İki yıl önce, şehit cenazelerinde, 'Katil hükümet' diye sloganlar atanlar vardı. Bir, iki derken, halk da onlara katılıyordu.
Derken Emniyet devreye girdi. Cenazeler kameraya çekildi. Anlaşıldı ki birileri, kent kent dolaşarak, şehit cenazelerinde provokasyon yapıyor.
Bence olayın önemli bir yanı daha vardı: Oğlunu askeriyeye teslim etmiş bir baba, nasıl olur da hükümeti suçlar?
Sokaktaki adam, oğlunu sevk ve idare eden komutanları değil, olayla ilgisi tali olan hükümeti sorumlu tutuyordu.
Aynı duygu hali, 17 Ağustos günü, el bombası patlaması sonucu ölen er İbrahim Öztürk'ün babası Hacı Öztürk'te de karşımıza çıktı.
Mehmet Baransu'nun haberine göre olay kaza değildi. (Taraf, 26 Ağustos)
İfadelere göre... Er İbrahim, nöbette uyuduğu için el bombasını çavuşa kaptırmış... Durumu öğrenen görevli teğmen de, pimi çekilmiş bombayı İbrahim'in eline tutuşturmuştu. (Buna 'fırsat eğitimi' deniyormuş!?)
Ve bir an gelmiş, bombanın mandalı, İbrahim'in terleyen elinden kayıvermişti.

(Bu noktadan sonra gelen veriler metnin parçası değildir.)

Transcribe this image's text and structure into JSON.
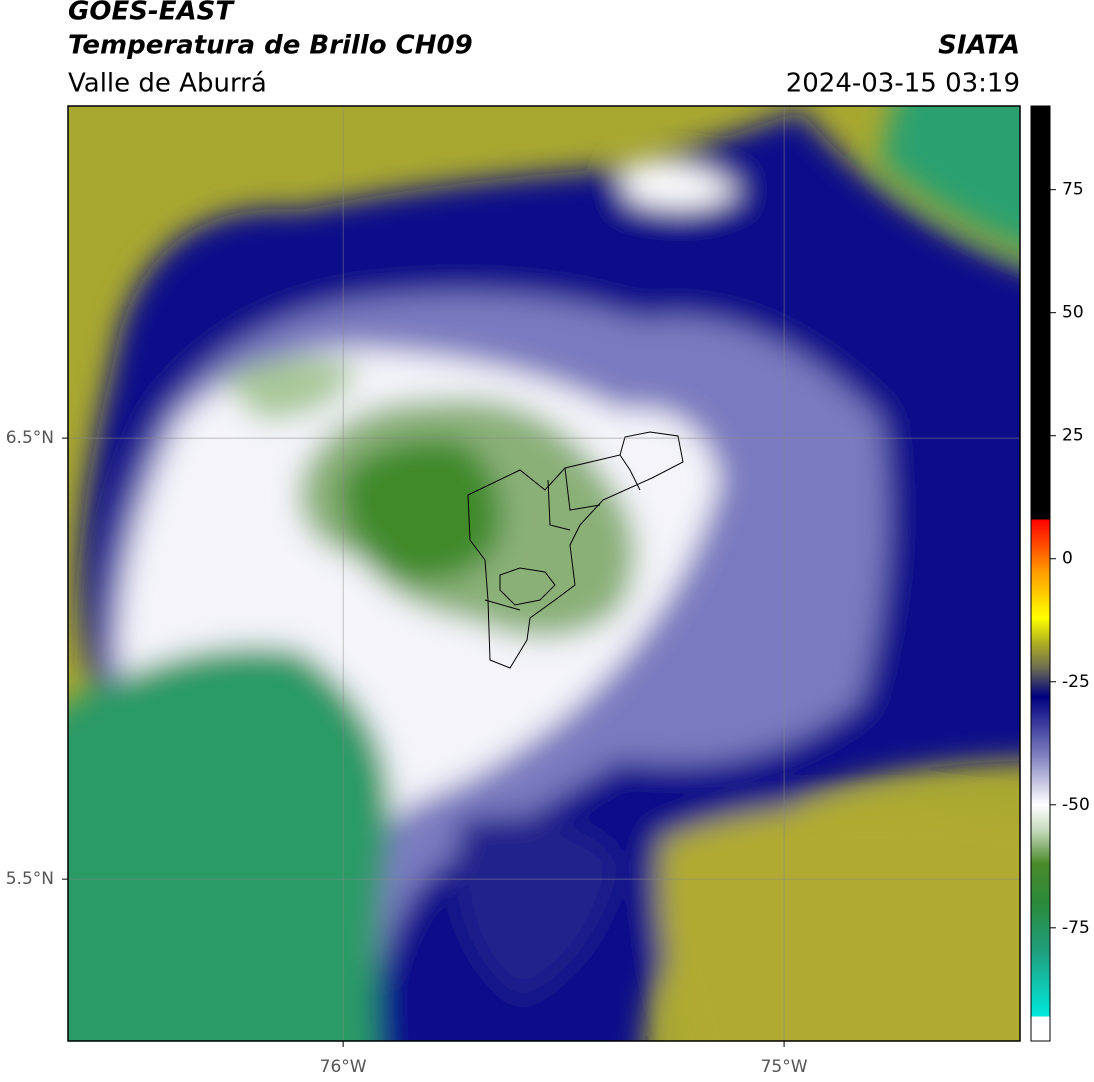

Tarsuslu baba Hacı Öztürk'ün bu habere tepkisi ise şöyleydi:
"Bu çok çirkin bir iddia... Böyle haberler yapılmasın. Benim tek erkek evladım şehit olmuş, yüreğim yanıyor zaten. Haberi okuyunca ilk şehit haberini aldığımdan daha çok üzüldüm ve kahroldum." (Anadolu Ajansı)
Bunca ciddi iddia karşısında, acılı babanın sorumluları değil, haberi yapanları suçlaması nasıl bir ruh halidir?
Acaba psikologlar buna ne ad veriyor? ('Yansıtma' olabilir mi?)
Yoksa "Nasıl olsa hesap soramam, bari acım katmerlenmesin" düşüncesinde mi?
Bu arada aklıma takıldı: Eğer haber doğruysa, İbrahim Öztürk şehit sayılır mı, sayılmaz mı?